L’essentiel à retenir avant de mesurer une chaîne
- `strlen()` compte des octets, pas des caractères.
- `mb_strlen($texte, 'UTF-8')` est le bon réflexe pour du texte utilisateur en UTF-8.
- `grapheme_strlen()` sert quand tu veux compter ce qu’un humain perçoit comme un caractère.
- Pour du contenu binaire ou des contraintes de transport, `strlen()` reste pertinent.
- En validation, il faut toujours aligner la fonction avec l’encodage et la règle métier.
Ce que mesure vraiment une longueur en PHP
Le premier réflexe à garder en tête, c’est que la longueur n’est pas une notion unique. En PHP, une chaîne peut être mesurée en octets, en caractères ou en graphèmes, et ces trois unités ne donnent pas forcément le même résultat. La documentation officielle PHP rappelle d’ailleurs que strlen() renvoie le nombre d’octets, pas le nombre de caractères.
Dans une chaîne ASCII simple, les trois visions se confondent souvent.

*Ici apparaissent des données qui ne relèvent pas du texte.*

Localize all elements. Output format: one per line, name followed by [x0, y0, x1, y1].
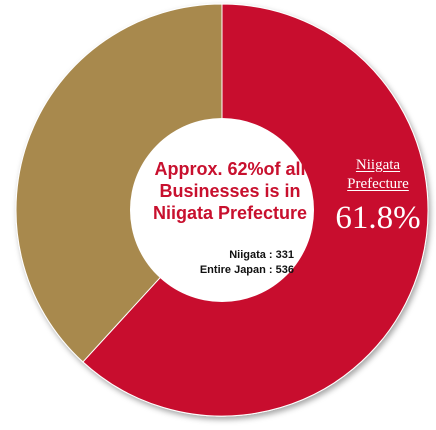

Dès qu’il y a des accents, des caractères non latins ou des emojis, les écarts apparaissent. Par exemple, cafe et café n’occupent pas le même nombre d’octets en UTF-8, alors que pour un lecteur, la différence ne saute pas toujours aux yeux. C’est là que beaucoup de validations déraillent: le code compte une unité, l’utilisateur en voit une autre.
Je préfère raisonner ainsi: que veux-tu mesurer exactement? La taille brute d’une donnée, le nombre de caractères dans un champ, ou le nombre de symboles visibles pour l’utilisateur? Une fois cette question claire, le choix de la fonction devient presque mécanique. La suite permet justement de faire ce tri sans hésitation.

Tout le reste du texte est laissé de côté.